Going back to Curiosity's overarching goal, the rover has now succeeded in exploring and quantitatively assessing a local region on Mars' surface as a potential habitat for life. Obviously, though, there's a lot of work yet to be done. Curiosity's next steps will include further study of the John Klein site with at least one more drilled sample in order to understand the compositional variety of the site, and to understand what kind of time might be represented by this rock -- how long did this environment last? Was it intermittent, recurrent, or continuously present for some lengthy period of time?
Curiosity's team members would also like to understand how the lakebed sediments found at John Klein relate to the huge stack of sediments that form Gale crater's central mound. John Klein could potentially have formed in just about any period of Mars' sedimentary history. The John Klein rocks could have formed at the toe of an alluvial fan that comes down from Gale's rim, which would imply that the rock is young relative to most of Mars' geologic activity. That's how it's been mapped in Ryan Anderson and Jim Bell's Gale crater survey. Or they could actually represent the very lowest levels of the sedimentary stack that includes Gale's central mountain, in which case they would be quite old.

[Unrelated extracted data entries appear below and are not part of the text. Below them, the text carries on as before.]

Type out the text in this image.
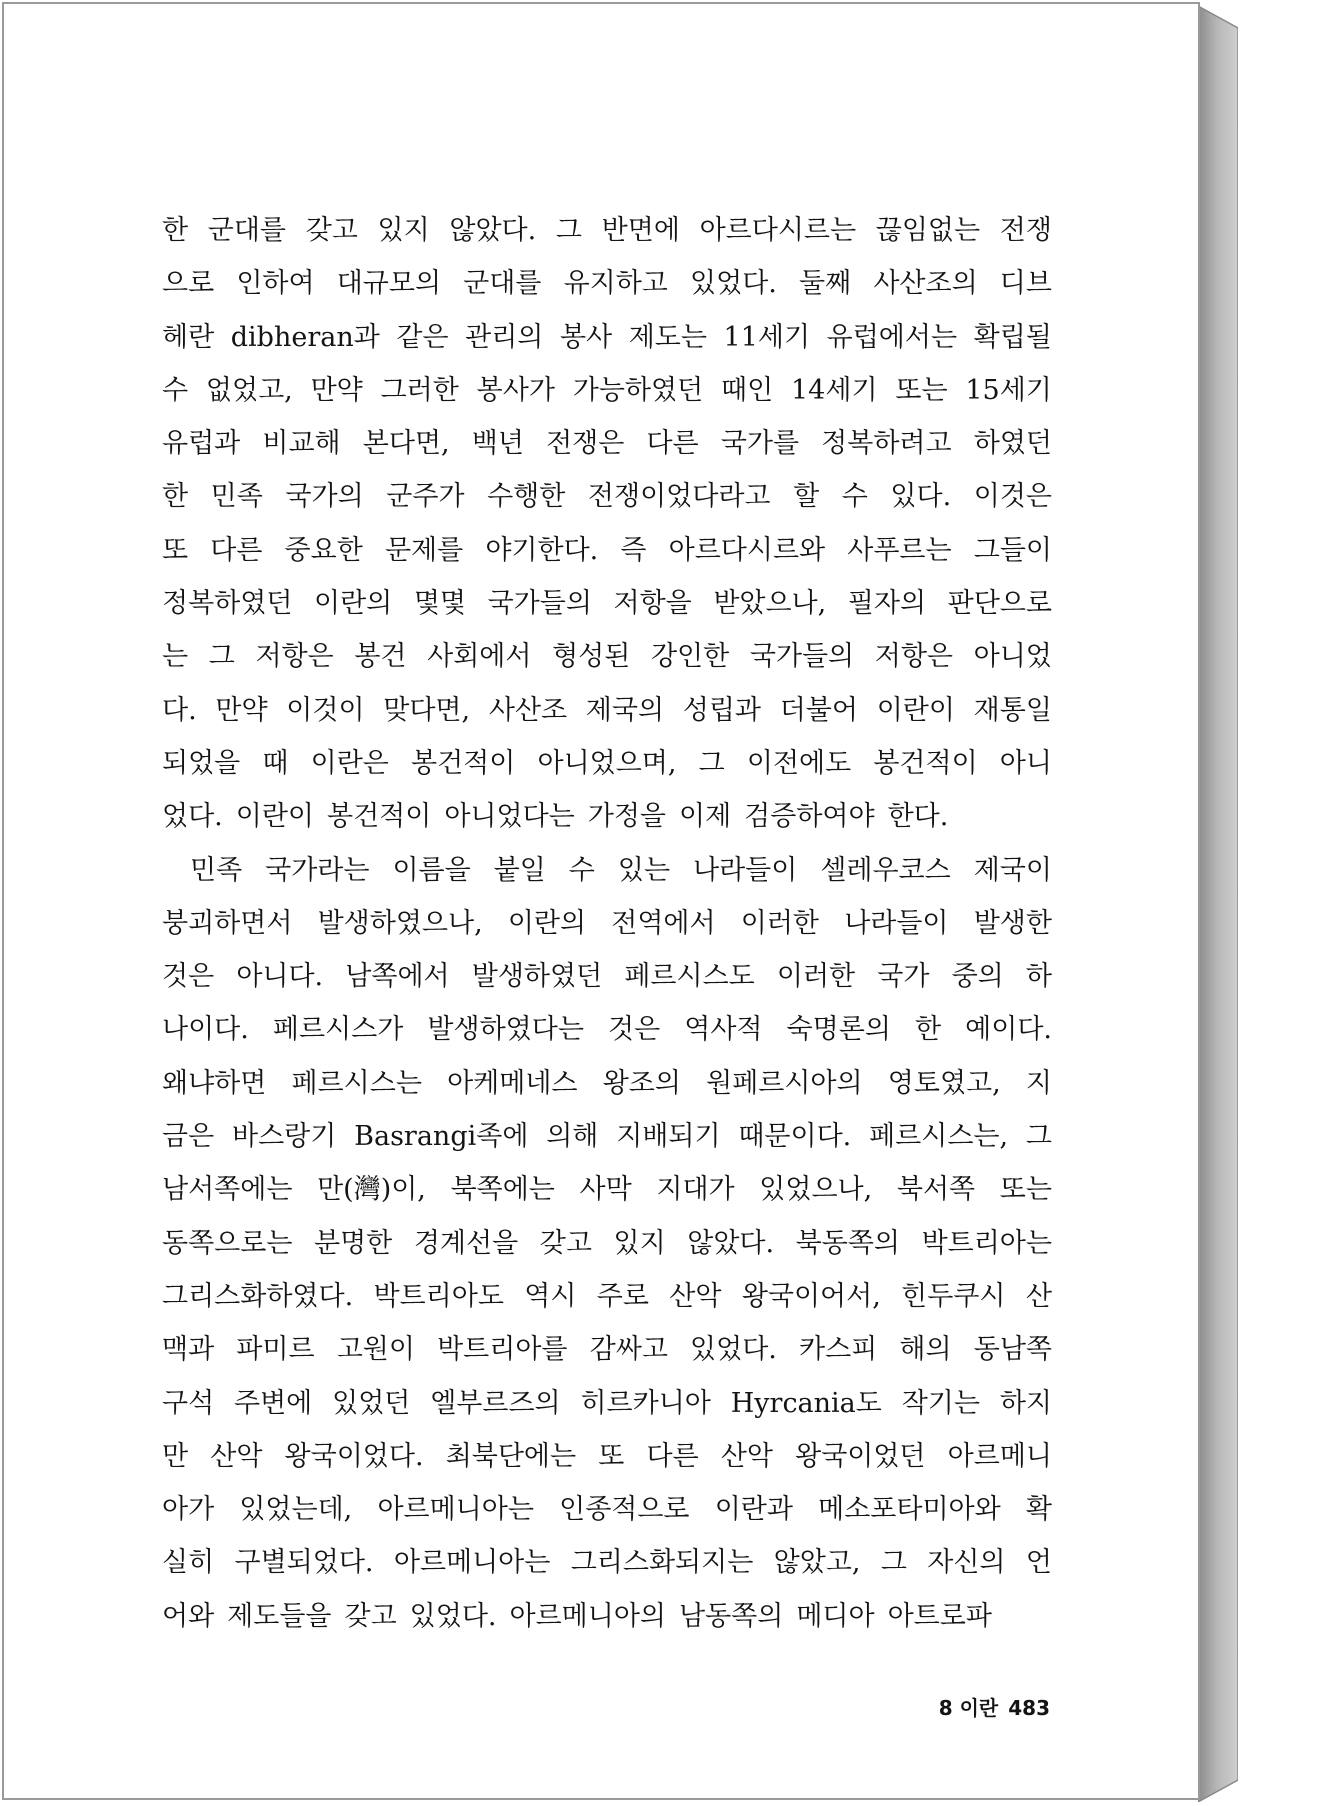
한 군대를 갖고 있지 않았다. 그 반면에 아르다시르는 끊임없는 전쟁
으로 인하여 대규모의 군대를 유지하고 있었다. 둘째 사산조의 디브
헤란 dibheran과 같은 관리의 봉사 제도는 11세기 유럽에서는 확립될
수 없었고, 만약 그러한 봉사가 가능하였던 때인 14세기 또는 15세기
유럽과 비교해 본다면, 백년 전쟁은 다른 국가를 정복하려고 하였던
한 민족 국가의 군주가 수행한 전쟁이었다라고 할 수 있다. 이것은
또 다른 중요한 문제를 야기한다. 즉 아르다시르와 사푸르는 그들이
정복하였던 이란의 몇몇 국가들의 저항을 받았으나, 필자의 판단으로
는 그 저항은 봉건 사회에서 형성된 강인한 국가들의 저항은 아니었
다. 만약 이것이 맞다면, 사산조 제국의 성립과 더불어 이란이 재통일
되었을 때 이란은 봉건적이 아니었으며, 그 이전에도 봉건적이 아니
었다. 이란이 봉건적이 아니었다는 가정을 이제 검증하여야 한다.
민족 국가라는 이름을 붙일 수 있는 나라들이 셀레우코스 제국이
붕괴하면서 발생하였으나, 이란의 전역에서 이러한 나라들이 발생한
것은 아니다. 남쪽에서 발생하였던 페르시스도 이러한 국가 중의 하
나이다. 페르시스가 발생하였다는 것은 역사적 숙명론의 한 예이다.
왜냐하면 페르시스는 아케메네스 왕조의 원페르시아의 영토였고, 지
금은 바스랑기 Basrangi족에 의해 지배되기 때문이다. 페르시스는, 그
남서쪽에는 만(灣)이, 북쪽에는 사막 지대가 있었으나, 북서쪽 또는
동쪽으로는 분명한 경계선을 갖고 있지 않았다. 북동쪽의 박트리아는
그리스화하였다. 박트리아도 역시 주로 산악 왕국이어서, 힌두쿠시 산
맥과 파미르 고원이 박트리아를 감싸고 있었다. 카스피 해의 동남쪽
구석 주변에 있었던 엘부르즈의 히르카니아 Hyrcania도 작기는 하지
만 산악 왕국이었다. 최북단에는 또 다른 산악 왕국이었던 아르메니
아가 있었는데, 아르메니아는 인종적으로 이란과 메소포타미아와 확
실히 구별되었다. 아르메니아는 그리스화되지는 않았고, 그 자신의 언
어와 제도들을 갖고 있었다. 아르메니아의 남동쪽의 메디아 아트로파
8 이란 483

It's not inconceivable that they represent some intermediate age, some intermittent pool of water that formed for a time on the floor of the crater after the central mound formed but before the alluvial fan formed. Figuring out the stratigraphic relationship between John Klein and the mountain is going to be a major motivation of the next several months of Curiosity's mission.
I saw this joke earlier today on Twitter, but it actually kind of sums up the significance of today's findings: Curiosity has been sent to the right place. It has an instrument suite that was particularly designed to study the kinds of rocks it has found. Hooray for the Mars program! Hooray for the "squiggly lines" of infrared spectra!
@elakdawalla @sarcasticrover "NASA Rover Finds Conditions Suitable For NASA Rover"
— Walt Stone (@Cuppacafe) March 12, 2013
Back on Mars, the rover is still not doing science operations; they are continuing to work on understanding and fixing the problem with the Side A computer. While I am sure that none of the Curiosity team would have wished for this forced break in science operations, I hope it'll have a good effect in that the couple of weeks of no new data right before the Lunar and Planetary Science Conference might mean that the science team has had a chance to actually think about their data before they speak about it.